Pour l'essentiel, les paradis fiscaux sont situés à Anguilla, la Barbade, Monserrat, Sainte-Lucie, Saint Vincent dans les Antilles ; les Iles Cook, Nauru, Niue, Samoa en Océanie ; mais également à Monaco, à Andorre, en Suisse, en Belgique, au Luxembourg, aux Pays-Bas, en Irlande, à Jersey… Les grandes banques européennes, y ont leurs filiales. Le poids économique et financier de ces banques ? A titre d'exemples, les deux principales banques suisses – BS et le Crédit suisse – représentent dix fois le PIB de la Suisse ; en France «le stock des actifs de BNP Paribas était en 2008, de 2075 milliards d'euros alors que la dette publique se montait à 1428 milliards d'euros», le déficit public ayant été multiplié par trois entre septembre 2008 et décembre 2009 passant ainsi de 52 à 145 milliards d'euros.
De même, il semblerait que «les actifs français gérés par des banques françaises dans les paradis fiscaux atteignent, selon les estimations, près de 500 milliards d'euros en 2008. Ce qui créerait un manque à gagner dans les recettes de l'Etat de l'ordre de 20 milliards d'euros» (Cf. «Le Président des riches», de Michel Pinçon et Monique Pinçon-Charlot pour qui «La force de l'oligarchie est énorme, elle contrôle l'économie, la finance et les médias.
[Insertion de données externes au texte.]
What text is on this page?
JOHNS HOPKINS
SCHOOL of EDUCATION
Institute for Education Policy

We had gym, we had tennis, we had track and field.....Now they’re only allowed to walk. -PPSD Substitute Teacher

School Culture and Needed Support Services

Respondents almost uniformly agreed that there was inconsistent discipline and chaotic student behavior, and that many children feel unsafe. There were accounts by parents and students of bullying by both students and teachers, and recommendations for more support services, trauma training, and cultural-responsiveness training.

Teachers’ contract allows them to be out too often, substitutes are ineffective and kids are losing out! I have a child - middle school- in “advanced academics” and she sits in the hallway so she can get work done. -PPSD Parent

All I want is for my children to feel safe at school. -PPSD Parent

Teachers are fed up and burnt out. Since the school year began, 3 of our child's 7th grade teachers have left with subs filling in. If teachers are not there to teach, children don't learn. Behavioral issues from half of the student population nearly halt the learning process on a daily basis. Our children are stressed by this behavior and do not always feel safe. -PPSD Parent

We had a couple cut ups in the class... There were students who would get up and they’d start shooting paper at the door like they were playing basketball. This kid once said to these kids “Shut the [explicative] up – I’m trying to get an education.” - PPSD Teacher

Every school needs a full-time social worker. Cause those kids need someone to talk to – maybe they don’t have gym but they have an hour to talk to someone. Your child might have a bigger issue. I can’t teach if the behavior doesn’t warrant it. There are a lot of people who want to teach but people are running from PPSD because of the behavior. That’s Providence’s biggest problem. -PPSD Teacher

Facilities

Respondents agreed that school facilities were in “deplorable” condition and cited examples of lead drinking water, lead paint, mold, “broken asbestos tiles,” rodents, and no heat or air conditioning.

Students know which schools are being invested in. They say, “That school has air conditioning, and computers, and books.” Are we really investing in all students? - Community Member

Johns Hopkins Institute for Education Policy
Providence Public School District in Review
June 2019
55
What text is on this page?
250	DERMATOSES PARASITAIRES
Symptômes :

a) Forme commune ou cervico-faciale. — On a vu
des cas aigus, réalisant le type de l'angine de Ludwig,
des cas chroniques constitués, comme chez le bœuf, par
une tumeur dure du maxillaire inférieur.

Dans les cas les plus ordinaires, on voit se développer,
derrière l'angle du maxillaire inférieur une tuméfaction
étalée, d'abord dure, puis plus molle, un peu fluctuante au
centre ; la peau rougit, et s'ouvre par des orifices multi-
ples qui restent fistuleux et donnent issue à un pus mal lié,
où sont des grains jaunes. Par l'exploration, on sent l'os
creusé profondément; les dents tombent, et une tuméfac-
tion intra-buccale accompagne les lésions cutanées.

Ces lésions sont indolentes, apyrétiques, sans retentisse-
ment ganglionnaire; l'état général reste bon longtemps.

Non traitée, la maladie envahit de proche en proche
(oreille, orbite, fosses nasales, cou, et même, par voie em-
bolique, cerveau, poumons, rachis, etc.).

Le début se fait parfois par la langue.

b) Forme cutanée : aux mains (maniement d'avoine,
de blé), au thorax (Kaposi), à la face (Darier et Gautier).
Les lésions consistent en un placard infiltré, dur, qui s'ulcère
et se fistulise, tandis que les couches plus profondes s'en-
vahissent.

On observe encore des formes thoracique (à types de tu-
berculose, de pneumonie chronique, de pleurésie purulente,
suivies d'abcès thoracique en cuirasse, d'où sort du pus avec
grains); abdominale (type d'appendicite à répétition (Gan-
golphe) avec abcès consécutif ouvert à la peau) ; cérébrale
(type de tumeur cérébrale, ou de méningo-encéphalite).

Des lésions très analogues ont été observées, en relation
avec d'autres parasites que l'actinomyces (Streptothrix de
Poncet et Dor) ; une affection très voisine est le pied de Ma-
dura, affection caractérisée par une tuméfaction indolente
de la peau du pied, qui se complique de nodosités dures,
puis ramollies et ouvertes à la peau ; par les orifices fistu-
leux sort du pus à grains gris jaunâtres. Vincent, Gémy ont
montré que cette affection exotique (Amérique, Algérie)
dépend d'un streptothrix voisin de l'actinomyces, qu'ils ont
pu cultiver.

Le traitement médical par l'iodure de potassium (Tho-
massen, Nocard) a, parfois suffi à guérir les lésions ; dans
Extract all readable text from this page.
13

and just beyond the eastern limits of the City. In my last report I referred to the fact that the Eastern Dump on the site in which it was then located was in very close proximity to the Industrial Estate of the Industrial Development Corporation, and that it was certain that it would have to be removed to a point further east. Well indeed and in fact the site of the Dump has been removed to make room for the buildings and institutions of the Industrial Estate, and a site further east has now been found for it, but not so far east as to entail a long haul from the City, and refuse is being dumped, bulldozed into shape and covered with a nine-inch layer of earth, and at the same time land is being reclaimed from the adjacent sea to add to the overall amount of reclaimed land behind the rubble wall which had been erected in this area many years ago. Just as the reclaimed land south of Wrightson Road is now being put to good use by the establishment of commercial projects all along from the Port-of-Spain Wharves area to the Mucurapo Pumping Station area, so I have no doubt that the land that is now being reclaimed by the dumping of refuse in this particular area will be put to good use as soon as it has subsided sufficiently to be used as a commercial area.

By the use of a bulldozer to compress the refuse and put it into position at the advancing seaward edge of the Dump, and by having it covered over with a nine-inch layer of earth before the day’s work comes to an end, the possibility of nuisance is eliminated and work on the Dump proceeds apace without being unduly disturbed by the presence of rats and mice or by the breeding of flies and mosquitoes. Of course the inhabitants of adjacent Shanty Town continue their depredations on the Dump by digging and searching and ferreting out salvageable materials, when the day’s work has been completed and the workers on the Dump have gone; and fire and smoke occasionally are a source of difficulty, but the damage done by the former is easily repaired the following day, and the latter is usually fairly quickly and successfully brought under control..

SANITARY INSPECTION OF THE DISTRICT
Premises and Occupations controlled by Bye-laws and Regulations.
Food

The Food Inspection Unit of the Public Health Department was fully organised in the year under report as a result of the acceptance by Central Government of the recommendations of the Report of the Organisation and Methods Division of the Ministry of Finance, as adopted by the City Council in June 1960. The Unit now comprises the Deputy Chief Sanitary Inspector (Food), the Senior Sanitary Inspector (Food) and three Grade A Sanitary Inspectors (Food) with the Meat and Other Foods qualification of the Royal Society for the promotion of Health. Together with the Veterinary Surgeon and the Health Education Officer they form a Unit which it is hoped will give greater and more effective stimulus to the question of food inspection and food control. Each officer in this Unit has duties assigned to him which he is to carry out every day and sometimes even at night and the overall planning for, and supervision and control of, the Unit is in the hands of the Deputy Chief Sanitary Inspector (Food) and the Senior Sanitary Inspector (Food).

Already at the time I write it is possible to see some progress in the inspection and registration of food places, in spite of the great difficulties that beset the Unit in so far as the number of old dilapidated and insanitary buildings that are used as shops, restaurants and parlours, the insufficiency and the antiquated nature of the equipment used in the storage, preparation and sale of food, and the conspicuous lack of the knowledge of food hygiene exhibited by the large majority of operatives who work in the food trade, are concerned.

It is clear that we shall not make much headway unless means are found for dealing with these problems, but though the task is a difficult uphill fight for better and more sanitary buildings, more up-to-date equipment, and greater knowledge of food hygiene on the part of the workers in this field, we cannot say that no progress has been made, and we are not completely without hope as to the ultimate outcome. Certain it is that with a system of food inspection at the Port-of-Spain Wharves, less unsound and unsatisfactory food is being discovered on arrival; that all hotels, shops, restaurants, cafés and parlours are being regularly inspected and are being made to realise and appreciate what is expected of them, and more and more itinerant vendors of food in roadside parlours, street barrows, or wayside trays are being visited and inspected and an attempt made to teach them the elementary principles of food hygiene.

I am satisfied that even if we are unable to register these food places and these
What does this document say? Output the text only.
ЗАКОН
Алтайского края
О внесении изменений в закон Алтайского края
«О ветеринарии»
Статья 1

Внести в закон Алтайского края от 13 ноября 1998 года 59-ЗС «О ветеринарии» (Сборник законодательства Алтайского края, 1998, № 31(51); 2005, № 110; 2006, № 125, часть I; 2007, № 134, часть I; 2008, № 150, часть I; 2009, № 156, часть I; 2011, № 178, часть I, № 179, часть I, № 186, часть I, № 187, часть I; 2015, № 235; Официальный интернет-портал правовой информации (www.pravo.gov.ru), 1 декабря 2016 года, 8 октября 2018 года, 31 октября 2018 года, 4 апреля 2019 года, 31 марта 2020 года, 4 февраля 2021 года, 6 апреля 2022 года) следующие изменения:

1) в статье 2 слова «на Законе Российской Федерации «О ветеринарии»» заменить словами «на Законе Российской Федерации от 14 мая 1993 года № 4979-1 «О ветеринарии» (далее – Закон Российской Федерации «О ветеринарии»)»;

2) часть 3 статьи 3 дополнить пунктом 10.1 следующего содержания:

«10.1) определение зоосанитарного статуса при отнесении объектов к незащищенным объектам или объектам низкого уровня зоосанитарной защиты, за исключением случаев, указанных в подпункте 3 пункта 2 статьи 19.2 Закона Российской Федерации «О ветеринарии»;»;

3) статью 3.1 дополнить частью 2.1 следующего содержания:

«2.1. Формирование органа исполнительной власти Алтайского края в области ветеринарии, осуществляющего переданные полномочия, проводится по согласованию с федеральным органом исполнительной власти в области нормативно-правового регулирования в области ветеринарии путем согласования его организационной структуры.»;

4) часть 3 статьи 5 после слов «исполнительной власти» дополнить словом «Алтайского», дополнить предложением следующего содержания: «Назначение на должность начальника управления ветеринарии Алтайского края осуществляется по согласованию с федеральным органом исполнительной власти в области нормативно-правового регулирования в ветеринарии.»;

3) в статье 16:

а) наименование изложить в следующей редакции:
Ses représentants sont au cœur du pouvoir politique»).
Et la Chine, «dictature» à économie de marché ?
Peut-on dire que la Chine, la plus peuplée des «dictatures» à parti unique (1,3 milliard d'habitants) soit devenue la plus puissante économie de marché ? Ayant quelque peu éclipsé le Japon, aujourd'hui englué dans ses méandres nucléaires, suite au tsunami, elle contrôle une bonne partie de l'Asie, et, dans une moindre mesure, l'Afrique qu'elle tente de mettre sous son aile sous le label du partenariat. Il est vrai que la Chine manifeste une santé économique qui nargue celle des pays industrialisés : trente-trois ans successifs sans récession, une croissance du produit intérieur brut (PIB) à 10% l'an depuis vingt ans, des réserves de change dépassant les 4500 milliards de dollars (soit 3165 milliards d'euros)… D'aucuns pensent que cette situation s'explique par l'importante sous-évaluation du yuan qu'impose la Chine à ses partenaires et concurrents ; la Chine maintient le yuan à 0,15 dollar et à 0,11 euro, alors que, selon le Fonds monétaire international (FMI) il devrait valoir 0,25 dollar et 0,21 euro !
En 2001, les pays occidentaux ont admis la Chine à l'Organisation mondiale du commerce (OMC) avec son contrôle des changes ; il en a résulté à la fois une désindustrialisation significative des pays occidentaux et une industrialisation conséquente de la Chine. La main-d'œuvre en Chine étant peu chère, les entreprises occidentales y concentrent leurs investissements productifs renforçant ainsi ses parts du marché mondial. Or, il est de notoriété publique que le processus de croissance s'est ralenti dans les pays occidentaux ; de même, leur commerce extérieur est devenu déficitaire et l'investissement des entreprises y est limité.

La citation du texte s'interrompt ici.